I thought this was kind of interesting: UC-San Diego was expecting 7,500 students to move into campus housing for the fall quarter, but 1,800 were no-shows. Canceling housing at the last minute I would expect – my son canceled his UC-Davis housing about a week before move-in, 2 weeks before classes began – but just not showing up does surprise me a bit. Not sure if these students are thinking they can just see how things go, and then move in later? Pre-pandemic, there were no doubt a small number of students every year who missed their move-in date for whatever reason, but I’m not sure how the university will handle logistically large numbers wanting to move in mid-quarter, particularly with virus precautions.

Unlike San Diego State, UCSD tested all on-campus students upon arrival (only 10 positives), and will conduct surveillance testing of individuals as well as wastewater testing. One of the things we learned from prior news articles is that the reason San Diego State did not have mandatory testing (until 2 weeks ago) was because they were still awaiting approval for that from the Cal State system! The outbreak at San Diego State is slowing, and now stands at over 1,000 positive students since the semester began in late August, the most of any private or public college/university in California. The county health department has linked at least 7 positive cases of non-SDSU community members to the SDSU outbreak, and the outbreak almost caused the county to fall into the state’s most restrictive tier, which would have required businesses like restaurants to cease indoor operations. Hopefully, UCSD can do better.

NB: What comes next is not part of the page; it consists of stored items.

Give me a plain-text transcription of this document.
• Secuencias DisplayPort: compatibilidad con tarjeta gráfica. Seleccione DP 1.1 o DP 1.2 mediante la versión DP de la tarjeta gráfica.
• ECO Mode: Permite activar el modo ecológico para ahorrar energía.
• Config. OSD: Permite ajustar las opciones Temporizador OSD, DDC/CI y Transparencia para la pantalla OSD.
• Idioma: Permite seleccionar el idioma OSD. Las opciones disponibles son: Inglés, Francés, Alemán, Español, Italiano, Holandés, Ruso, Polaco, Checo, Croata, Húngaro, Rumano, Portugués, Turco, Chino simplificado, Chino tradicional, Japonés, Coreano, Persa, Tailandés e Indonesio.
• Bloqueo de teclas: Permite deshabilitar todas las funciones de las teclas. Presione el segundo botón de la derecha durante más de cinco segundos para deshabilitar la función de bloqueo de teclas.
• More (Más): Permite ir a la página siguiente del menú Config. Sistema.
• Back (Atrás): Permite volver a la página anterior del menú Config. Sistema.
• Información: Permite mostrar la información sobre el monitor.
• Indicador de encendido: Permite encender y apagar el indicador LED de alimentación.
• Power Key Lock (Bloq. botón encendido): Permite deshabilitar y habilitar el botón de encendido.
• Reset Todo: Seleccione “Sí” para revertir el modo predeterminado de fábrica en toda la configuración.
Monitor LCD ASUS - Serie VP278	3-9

On the K-12 front, the reality is sinking in that large public high schools, while technically allowed to reopen under the state’s tier system, in reality have essentially no path to reopening under state guidelines for physical distancing and cohorts. One superintendent was being berated by some of his board members for not having a reopening plan, and his response was basically, “OK, tell me which state guidelines you want me to ignore, and I can come up with a plan, because you know as well as I do that we can’t reopen if we follow all the guidelines.” Elementary schools, both public and private, and smaller middle and high schools, mostly private, are reopening; too soon to say how it’s going.

https://www.sandiegouniontribune.com/news/education/story/2020-09-30/uc-san-diego-students-covid-19-tests

It might be mostly good info (wrong about on-campus living though) but sorry, that graphic is not a good infographic… A pie chart where the slices add up to 1000% and where each slice is a bar chart is not a good chart. Just put the information in a table!

Even if you just consider four year colleges, still it’s not true that 46% of students live on campus.

Sometimes the differences are in the definition on and off campus housing. For example, some schools can control much of the off-campus housing options, handling registration, and directly billing the rent charges. Some sources AFAIK count that as on-campus housing.

What @ProfSD said regarding Hamilton. My son is a junior there, and although he’s missing the frat parties, he’s very happy to be on campus. He also has 3 out of his 4 classes F2F. The rowing team is practicing (not on the water). Even if COVID weren’t a thing, I don’t this he’d have much time for parties this year, anyway. His two econ classes are kicking his butt, his history and anthropology classes require a tremendous amount of reading and writing, and he’s applying like crazy for internships for next summer. He’s in a quad, by the way.